Of the same from the fifth book of the same work:—
“When with His own blood the Lord had ransomed us, and given His soul on behalf of our souls, and His flesh instead of our flesh.”
The testimony of the holy Hippolytus, bishop and martyr.
From his letter to a certain Queen:—
“So he calls Him 'The firstfruits of them that slept,' and 'The first born of the dead.' When He had risen and was wishful to show that what had risen was the same body which died, when the Apostles doubted, He called to Him Thomas and said 'Handle me and see; for a spirit has not flesh and bones as you see me have.'”
Of the same from the same letter:—
“By calling Him firstfruits He bore witness to what we have said, that the Saviour, after taking the flesh of the same material, raised it, making it firstfruits of the flesh of the just, in order that all we that believe might have expectation of our resurrection through trust in Him that is risen.”
Of the same from his discourse on the two thieves:—
“The body of the Lord gave both to the world—the holy blood and the sacred water.”
Of the same from the same discourse:—
“And the body being, humanly speaking, a corpse, has in itself great power of life, for there flowed from it what does not flow from dead bodies— blood and water—that we might know what vital force lies in the indwelling power in the body, so that it is a corpse evidently unlike others, and is able to pour forth for us causes of life.”
Of the same from the same discourse:—
“Not a bone of the holy Lamb is broken. The type shows that the passion cannot touch the power, for the bones are the power of the body.”
Testimony of the holy Eustathius, bishop of Antioch, and confessor.

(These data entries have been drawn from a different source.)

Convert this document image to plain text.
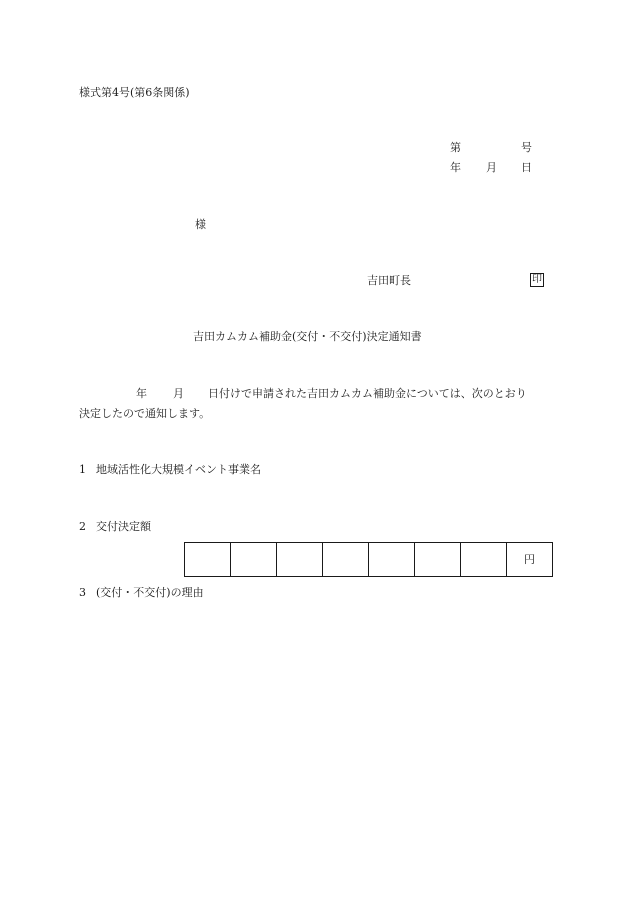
様式第4号(第6条関係)
第	号
年 月 日
様
吉田町長	印
吉田カムカム補助金(交付・不交付)決定通知書
年 月 日付けで申請された吉田カムカム補助金については、次のとおり
決定したので通知します。
1 地域活性化大規模イベント事業名
2 交付決定額
							円
3 (交付・不交付)の理由
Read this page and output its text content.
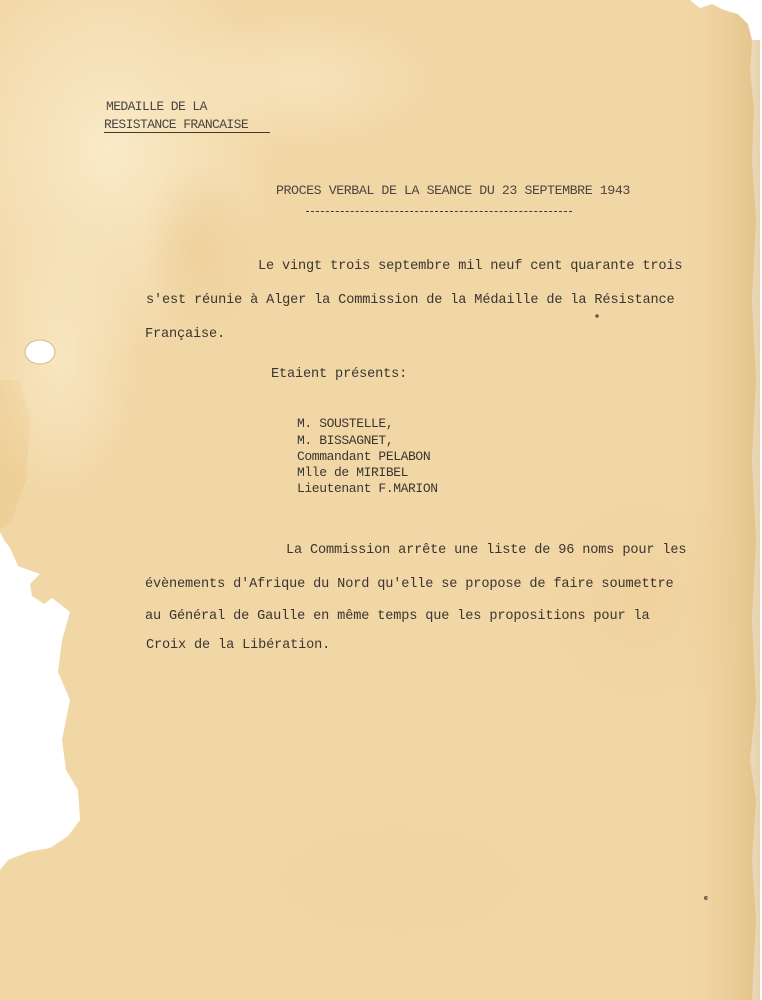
MEDAILLE DE LA
RESISTANCE FRANCAISE
PROCES VERBAL DE LA SEANCE DU 23 SEPTEMBRE 1943
Le vingt trois septembre mil neuf cent quarante trois
s'est réunie à Alger la Commission de la Médaille de la Résistance
Française.
Etaient présents:
M. SOUSTELLE,
M. BISSAGNET,
Commandant PELABON
Mlle de MIRIBEL
Lieutenant F.MARION
La Commission arrête une liste de 96 noms pour les
évènements d'Afrique du Nord qu'elle se propose de faire soumettre
au Général de Gaulle en même temps que les propositions pour la
Croix de la Libération.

From his book on the soul:—
“Their impious calumny can be refuted in a few words; they may be right, unless He voluntarily gave up His own body to the destruction of death for the sake of the salvation of men. First of all they attribute to Him extraordinary infirmity in not being able to repel His enemies assault.”
Of the same from the same book:—
“Why do they, in the concoction of their earth-born deceits, make much of proving that the Christ assumed a body without a soul? In order that if they could seduce any to lay down that this is the case, then, by attributing to the divine Spirit variations of affection, they might easily persuade them that the mutable is not begotten of the immutable nature.”
Of the same from his discourse on “the Lord created me in the beginning of His ways”: —
“The man Who died rose on the third day, and, when Mary was eager to lay hold of His holy limbs, He objected and cried 'Touch me not. For I am not yet ascended to my Father; but go to my brethren and say unto them, I ascend unto my Father and your Father and to my God and your God.' Now the words 'I am not yet ascended to my Father,' were not spoken by the Word and God, who came down from heaven, and was in the bosom of the Father, nor by the Wisdom which contains all created things, but were uttered by the man who was compacted of various limbs, who had risen from the dead, who had not yet after His death gone back to the Father, and was reserving for Himself the first fruits of His progress.”
Of the same from the same work:—
“As he writes he expressly describes the man who was crucified as Lord of Glory, declaring Him to be Lord and Christ, just as the Apostles with one voice when speaking to Israel in the flesh say 'Therefore let all the house of Israel know assuredly that God has made that same Jesus, Whom you have crucified, both Lord and Christ.' He so made Jesus Christ who suffered. He did not so make the Wisdom nor yet the Word who has the might of dominion from the beginning, but Him who was lifted up on high and stretched out His hands upon the Cross.”
Of the same from the same work:—
“For if He is incorporeal and not subject to manual contact, nor apprehended by eyes of flesh, He undergoes no wound, He is not nailed by nails, He has no part in death, He is not hidden in the ground, He is not shut in a grave, He does not rise from a tomb.”